The “million-man” march had been seen as a test for protest organisers after their push for civilian rule was hit by the June 3 raid on a Khartoum protest camp and a subsequent internet blackout that curbed their ability to mobilise support.
Dozens of demonstrators were killed and hundreds wounded when armed men in military fatigues stormed the sit-in on June 3 outside army headquarters, shooting and beating protesters who had camped there since April 6.
On Sunday, police fired tear gas on protesters approaching the presidential palace after organisers called for a march on the building that houses offices of the ruling transitional military council, an AFP correspondent reported.
“We call on our revolutionary people in the capital to go to the republican palace… to seek justice for the martyrs and for an unconditional transfer of power to civilians,” the Sudanese Professionals Association that first launched protests against now ousted ruler Omar al-Bashir said on Twitter.

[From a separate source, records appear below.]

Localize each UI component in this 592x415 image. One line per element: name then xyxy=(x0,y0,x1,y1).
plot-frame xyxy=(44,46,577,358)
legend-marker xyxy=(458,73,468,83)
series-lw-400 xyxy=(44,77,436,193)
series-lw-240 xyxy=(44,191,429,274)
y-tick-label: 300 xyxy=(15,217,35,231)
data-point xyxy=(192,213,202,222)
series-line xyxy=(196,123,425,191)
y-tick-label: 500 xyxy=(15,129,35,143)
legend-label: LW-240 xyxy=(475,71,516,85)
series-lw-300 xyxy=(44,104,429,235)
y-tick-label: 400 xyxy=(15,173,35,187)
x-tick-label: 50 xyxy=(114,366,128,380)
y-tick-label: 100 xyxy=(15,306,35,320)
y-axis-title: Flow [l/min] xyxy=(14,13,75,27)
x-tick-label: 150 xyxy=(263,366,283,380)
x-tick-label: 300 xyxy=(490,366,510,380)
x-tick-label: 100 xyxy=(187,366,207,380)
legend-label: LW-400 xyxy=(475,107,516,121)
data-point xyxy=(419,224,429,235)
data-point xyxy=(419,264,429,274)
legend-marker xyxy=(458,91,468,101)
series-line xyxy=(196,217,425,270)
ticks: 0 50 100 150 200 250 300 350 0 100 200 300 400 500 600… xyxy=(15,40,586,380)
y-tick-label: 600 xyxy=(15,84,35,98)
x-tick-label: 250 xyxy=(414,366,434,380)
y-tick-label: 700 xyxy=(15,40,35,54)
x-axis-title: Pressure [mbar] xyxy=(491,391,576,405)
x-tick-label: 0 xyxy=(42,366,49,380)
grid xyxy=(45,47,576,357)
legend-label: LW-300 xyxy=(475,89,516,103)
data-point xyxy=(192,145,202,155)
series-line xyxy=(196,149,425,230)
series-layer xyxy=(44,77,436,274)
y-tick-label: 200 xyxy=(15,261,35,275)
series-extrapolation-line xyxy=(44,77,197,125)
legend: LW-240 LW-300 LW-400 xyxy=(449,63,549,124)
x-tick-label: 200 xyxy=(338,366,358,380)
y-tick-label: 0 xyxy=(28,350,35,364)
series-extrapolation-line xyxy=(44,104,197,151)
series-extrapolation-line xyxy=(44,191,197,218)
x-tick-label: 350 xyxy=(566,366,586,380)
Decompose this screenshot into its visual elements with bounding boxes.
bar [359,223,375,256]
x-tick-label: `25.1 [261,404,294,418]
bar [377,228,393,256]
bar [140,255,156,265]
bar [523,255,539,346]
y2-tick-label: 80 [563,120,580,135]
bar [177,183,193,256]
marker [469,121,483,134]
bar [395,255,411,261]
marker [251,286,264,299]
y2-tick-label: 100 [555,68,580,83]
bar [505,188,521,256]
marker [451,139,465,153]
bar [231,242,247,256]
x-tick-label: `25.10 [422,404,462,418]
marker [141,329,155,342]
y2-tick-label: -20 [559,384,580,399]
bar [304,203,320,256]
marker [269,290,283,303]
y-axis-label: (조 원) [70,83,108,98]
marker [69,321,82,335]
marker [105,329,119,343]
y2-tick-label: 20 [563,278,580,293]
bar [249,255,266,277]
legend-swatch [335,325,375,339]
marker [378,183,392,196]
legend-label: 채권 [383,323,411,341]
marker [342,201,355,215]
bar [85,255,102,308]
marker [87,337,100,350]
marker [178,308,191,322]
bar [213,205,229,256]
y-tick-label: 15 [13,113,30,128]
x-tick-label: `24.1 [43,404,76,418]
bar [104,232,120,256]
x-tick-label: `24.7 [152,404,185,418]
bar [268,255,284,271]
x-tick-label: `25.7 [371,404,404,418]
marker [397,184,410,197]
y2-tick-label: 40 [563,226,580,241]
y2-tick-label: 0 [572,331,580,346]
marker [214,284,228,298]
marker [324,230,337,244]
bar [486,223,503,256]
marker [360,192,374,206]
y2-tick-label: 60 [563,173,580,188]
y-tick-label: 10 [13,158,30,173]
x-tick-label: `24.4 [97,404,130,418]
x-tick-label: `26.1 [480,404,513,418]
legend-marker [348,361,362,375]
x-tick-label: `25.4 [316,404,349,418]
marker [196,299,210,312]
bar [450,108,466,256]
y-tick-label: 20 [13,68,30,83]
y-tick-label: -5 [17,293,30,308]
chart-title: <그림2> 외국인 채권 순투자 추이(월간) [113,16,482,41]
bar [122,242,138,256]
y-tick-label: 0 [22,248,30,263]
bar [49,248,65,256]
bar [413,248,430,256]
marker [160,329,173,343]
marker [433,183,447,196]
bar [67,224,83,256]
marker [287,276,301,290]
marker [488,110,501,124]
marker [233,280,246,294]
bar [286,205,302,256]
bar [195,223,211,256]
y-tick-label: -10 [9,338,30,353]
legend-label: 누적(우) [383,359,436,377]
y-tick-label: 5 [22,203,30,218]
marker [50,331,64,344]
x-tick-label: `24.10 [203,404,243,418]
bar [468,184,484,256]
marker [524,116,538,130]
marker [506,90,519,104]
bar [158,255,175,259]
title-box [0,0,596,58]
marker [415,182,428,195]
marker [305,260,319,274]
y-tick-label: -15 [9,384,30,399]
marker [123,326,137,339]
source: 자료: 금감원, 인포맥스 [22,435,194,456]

Police also fired tear gas at protesters in the northern Khartoum district of Bahri and in Mamura and Arkweit, in the capital’s east, as thousands of protesters chanted “Civilian rule! Civilian rule!”, witnesses said.
“We’re fed up with the military. For decades this country has been ruled by the military. It didn’t work and it will not work,” said protester Nada Adel, 28.

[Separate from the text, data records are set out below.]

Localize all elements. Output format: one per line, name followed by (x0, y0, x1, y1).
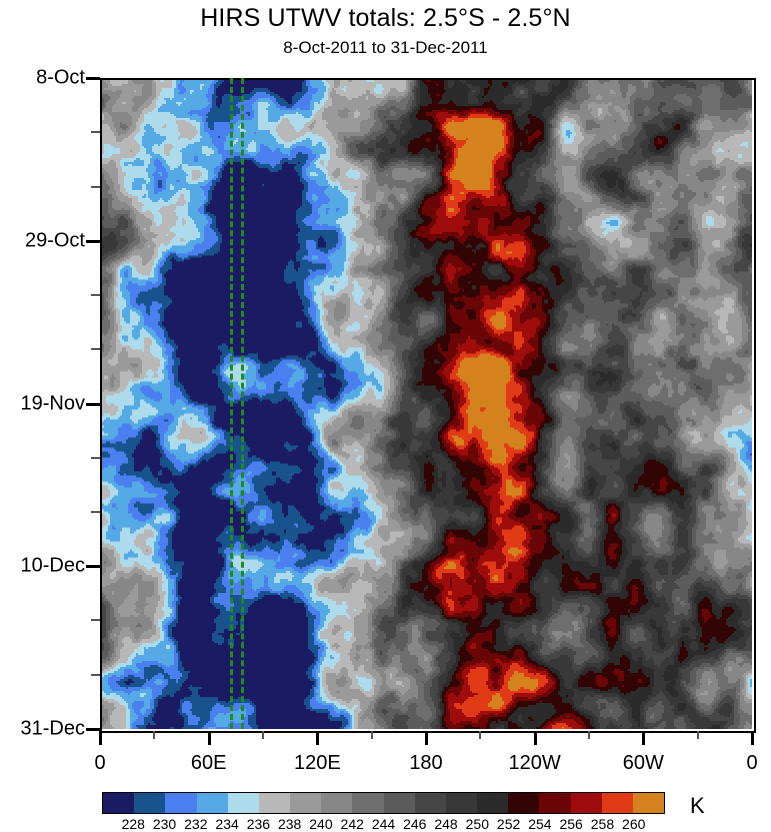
colorbar-tick-236: 236 (246, 816, 271, 832)
y-major-tick (86, 565, 100, 569)
colorbar-tick-234: 234 (215, 816, 239, 832)
colorbar-tick-258: 258 (590, 816, 615, 832)
colorbar-tick-252: 252 (496, 816, 521, 832)
x-major-tick (316, 731, 320, 745)
y-minor-tick (91, 511, 100, 514)
y-major-tick (86, 239, 100, 243)
x-axis-label-60W: 60W (622, 752, 664, 774)
colorbar-tick-260: 260 (622, 816, 646, 832)
x-axis-label-60E: 60E (190, 752, 227, 774)
x-major-tick (642, 731, 646, 745)
green-dashed-line-east (241, 78, 245, 729)
y-axis-label-29-Oct: 29-Oct (24, 229, 85, 252)
colorbar-swatch-11 (445, 793, 478, 813)
colorbar-tick-244: 244 (371, 816, 396, 832)
contour-field (100, 78, 752, 729)
colorbar-swatch-5 (258, 793, 291, 813)
colorbar-swatch-4 (227, 793, 259, 813)
colorbar-unit-label: K (690, 793, 705, 818)
y-minor-tick (91, 456, 100, 459)
x-axis-label-120E: 120E (293, 752, 341, 774)
colorbar-swatch-1 (134, 793, 166, 813)
colorbar (102, 792, 665, 814)
colorbar-tick-228: 228 (121, 816, 145, 832)
y-minor-tick (91, 131, 100, 134)
colorbar-swatch-2 (165, 793, 197, 813)
x-axis-label-0: 0 (94, 752, 106, 774)
colorbar-tick-254: 254 (528, 816, 552, 832)
x-axis-label-0: 0 (746, 752, 758, 774)
y-axis-label-10-Dec: 10-Dec (20, 554, 85, 577)
x-major-tick (425, 731, 428, 745)
chart-subtitle: 8-Oct-2011 to 31-Dec-2011 (283, 38, 488, 57)
colorbar-tick-256: 256 (559, 816, 583, 832)
chart-title: HIRS UTWV totals: 2.5°S - 2.5°N (200, 4, 571, 32)
y-minor-tick (91, 348, 100, 351)
x-minor-tick (262, 731, 264, 739)
colorbar-tick-242: 242 (340, 816, 364, 832)
y-axis-label-8-Oct: 8-Oct (36, 66, 85, 89)
colorbar-swatch-10 (414, 793, 446, 813)
green-dashed-line-west (230, 78, 234, 729)
y-minor-tick (91, 293, 100, 296)
x-major-tick (99, 731, 102, 745)
hovmoller-plot-area (100, 78, 752, 729)
x-minor-tick (588, 731, 590, 739)
colorbar-swatch-8 (352, 793, 384, 813)
colorbar-swatch-15 (570, 793, 602, 813)
colorbar-tick-246: 246 (403, 816, 427, 832)
colorbar-swatch-16 (601, 793, 633, 813)
colorbar-swatch-12 (477, 793, 509, 813)
y-major-tick (86, 728, 100, 731)
colorbar-swatch-13 (508, 793, 540, 813)
x-axis-label-120W: 120W (508, 752, 561, 774)
y-axis-label-31-Dec: 31-Dec (20, 717, 85, 740)
y-minor-tick (91, 673, 100, 676)
y-major-tick (86, 402, 100, 406)
x-minor-tick (370, 731, 373, 739)
colorbar-tick-248: 248 (434, 816, 458, 832)
colorbar-swatch-3 (196, 793, 228, 813)
x-major-tick (533, 731, 537, 745)
y-minor-tick (91, 185, 100, 188)
colorbar-tick-238: 238 (277, 816, 302, 832)
x-major-tick (751, 731, 754, 745)
x-major-tick (207, 731, 211, 745)
colorbar-swatch-6 (290, 793, 322, 813)
colorbar-tick-240: 240 (309, 816, 333, 832)
colorbar-swatch-7 (321, 793, 353, 813)
colorbar-swatch-14 (539, 793, 571, 813)
x-minor-tick (696, 731, 699, 739)
x-axis-label-180: 180 (409, 752, 443, 774)
y-axis-label-19-Nov: 19-Nov (20, 392, 85, 414)
y-minor-tick (91, 619, 100, 622)
colorbar-tick-250: 250 (465, 816, 489, 832)
y-major-tick (86, 77, 100, 80)
colorbar-tick-230: 230 (152, 816, 177, 832)
colorbar-swatch-9 (383, 793, 415, 813)
colorbar-swatch-0 (103, 793, 135, 813)
x-minor-tick (153, 731, 156, 739)
colorbar-tick-232: 232 (184, 816, 208, 832)
colorbar-swatch-17 (632, 793, 665, 813)
x-minor-tick (479, 731, 482, 739)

“Despite what they did at the sit-in, despite the people they killed… the revolution will not die in the hearts of the youth.”
Elsewhere, security forces used tear gas to disperse protests in the capital’s twin city of Omdurman and the eastern town of Gadaref.
Late on Sunday the official SUNA news agency quoting a health ministry official said “seven were killed” in the protests, without elaborating how they died or who they were.
It said that another 181 people were wounded, including 27 with bullets.
Separately 10 members of regular forces were also wounded, including three from the feared paramilitary Rapid Support Forces shot by “live ammunition,” it said.
Earlier a doctors’ committee linked to the protest movement said that five protesters had been killed during the day, including four in Omdurman.
It also said that several more were seriously wounded by gunshots fired by “the military council militias”.
The deputy chief of the ruling military council said that unknown snipers had shot at least three members of RSF and five or six civilians in Omdurman.